One by one, the wild pigs left the clearing with the trampled-down snow.
As they left, Snow heard the old sow say “Now, hunter-man, let me see the sharpness of your knife…”
She stared fixedly between the boar’s ears. The snow was beginning again.
A little time later, when the snow was falling thickly and the trees were black scrawls against the whiteness, they heard a distant squealing scream.
The boars stopped. One or two snuffed at the snow, and the feral sow who had spoken up leaned against one of the boars and rubbed her cheek against his.
Snow’s own boar sighed, and they began walking again through the snow.
The boars’ den was a low, dark hole in the ground, but once you were inside, it was surprisingly pleasant. There was an enormous fireplace, of stones set in clay, and if the workmanship was crude, it was still very solid. There were rushes strewn about the floor, a slab of wood that resembled a table, and several enormous frying pans hung on the walls.
“Do you cook with those?” asked Snow timidly.
“Well, if you call it cooking,” said one of the boars, and there were a few subdued snorts of laughter.
There was no cooking that night. They shook their bristles and settled down in heaps on the rushes before the fire. One grabbed a few logs of firewood in his teeth and tossed them onto the blaze.
The feral sow—the large spotted one who had spoken to Arrin—nodded to Snow. “There are apples in the bin,” she said, jerking her head to the back of the den. “Tomorrow, we’ll make a proper meal, but tonight we are tired and our bones are sad.”
“Thank you,” whispered Snow.
She made her way to the back of the den. It was raised slightly, almost in a walkway around the sleeping area, and there were bins there. Like the fireplace, they were crude, massive structures of clay and stone.

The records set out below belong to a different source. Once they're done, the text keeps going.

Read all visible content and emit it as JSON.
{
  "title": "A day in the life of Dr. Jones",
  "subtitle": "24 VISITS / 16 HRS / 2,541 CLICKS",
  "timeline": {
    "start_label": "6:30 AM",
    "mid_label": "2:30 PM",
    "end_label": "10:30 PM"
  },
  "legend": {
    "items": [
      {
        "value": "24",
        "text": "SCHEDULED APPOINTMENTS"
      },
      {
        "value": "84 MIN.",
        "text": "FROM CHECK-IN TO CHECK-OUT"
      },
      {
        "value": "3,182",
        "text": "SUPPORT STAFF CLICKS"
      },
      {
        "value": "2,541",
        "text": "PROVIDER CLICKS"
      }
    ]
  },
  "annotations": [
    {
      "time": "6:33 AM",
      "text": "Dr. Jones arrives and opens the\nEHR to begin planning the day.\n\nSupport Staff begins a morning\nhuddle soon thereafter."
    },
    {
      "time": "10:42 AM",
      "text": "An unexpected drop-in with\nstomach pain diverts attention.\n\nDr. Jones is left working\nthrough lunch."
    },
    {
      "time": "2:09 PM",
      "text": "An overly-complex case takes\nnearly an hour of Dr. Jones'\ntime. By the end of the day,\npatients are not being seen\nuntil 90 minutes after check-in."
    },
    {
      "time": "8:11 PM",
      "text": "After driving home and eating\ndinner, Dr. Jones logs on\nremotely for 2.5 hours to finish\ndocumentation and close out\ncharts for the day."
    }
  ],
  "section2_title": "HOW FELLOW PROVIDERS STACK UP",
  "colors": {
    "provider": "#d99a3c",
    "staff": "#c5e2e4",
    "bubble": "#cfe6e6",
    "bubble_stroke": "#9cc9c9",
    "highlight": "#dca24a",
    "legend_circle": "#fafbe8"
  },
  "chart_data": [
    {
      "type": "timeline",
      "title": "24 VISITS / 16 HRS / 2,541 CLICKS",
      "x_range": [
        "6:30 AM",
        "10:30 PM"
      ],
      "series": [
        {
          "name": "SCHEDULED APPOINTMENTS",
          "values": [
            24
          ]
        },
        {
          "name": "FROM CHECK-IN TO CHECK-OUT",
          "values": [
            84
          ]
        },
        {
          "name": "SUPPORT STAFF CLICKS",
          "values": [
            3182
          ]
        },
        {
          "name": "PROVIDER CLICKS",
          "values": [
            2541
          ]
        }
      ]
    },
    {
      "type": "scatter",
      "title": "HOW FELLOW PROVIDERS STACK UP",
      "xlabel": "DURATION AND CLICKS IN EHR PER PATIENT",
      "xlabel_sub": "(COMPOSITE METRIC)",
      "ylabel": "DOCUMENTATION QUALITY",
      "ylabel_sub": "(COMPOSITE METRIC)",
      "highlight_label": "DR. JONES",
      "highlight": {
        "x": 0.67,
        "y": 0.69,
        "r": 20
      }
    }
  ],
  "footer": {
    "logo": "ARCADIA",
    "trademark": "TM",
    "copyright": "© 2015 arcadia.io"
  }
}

The sort of thing an intelligent boar might build without having the use of hands,
thought Snow.
One was full of potatoes, in actual bags. Another, narrower bin was full of oddly shaped lumps with a rich, earthy smell.
The final bin was full of apples. Snow picked one up and bit into it. It was crisp and sweet, not tart like her apple tree back home.
(
Home, home, home
… echoed in her head, half-mockingly.)
Did it still count as a home, when you had been banished from it? Was it a home, when someone there wanted you dead?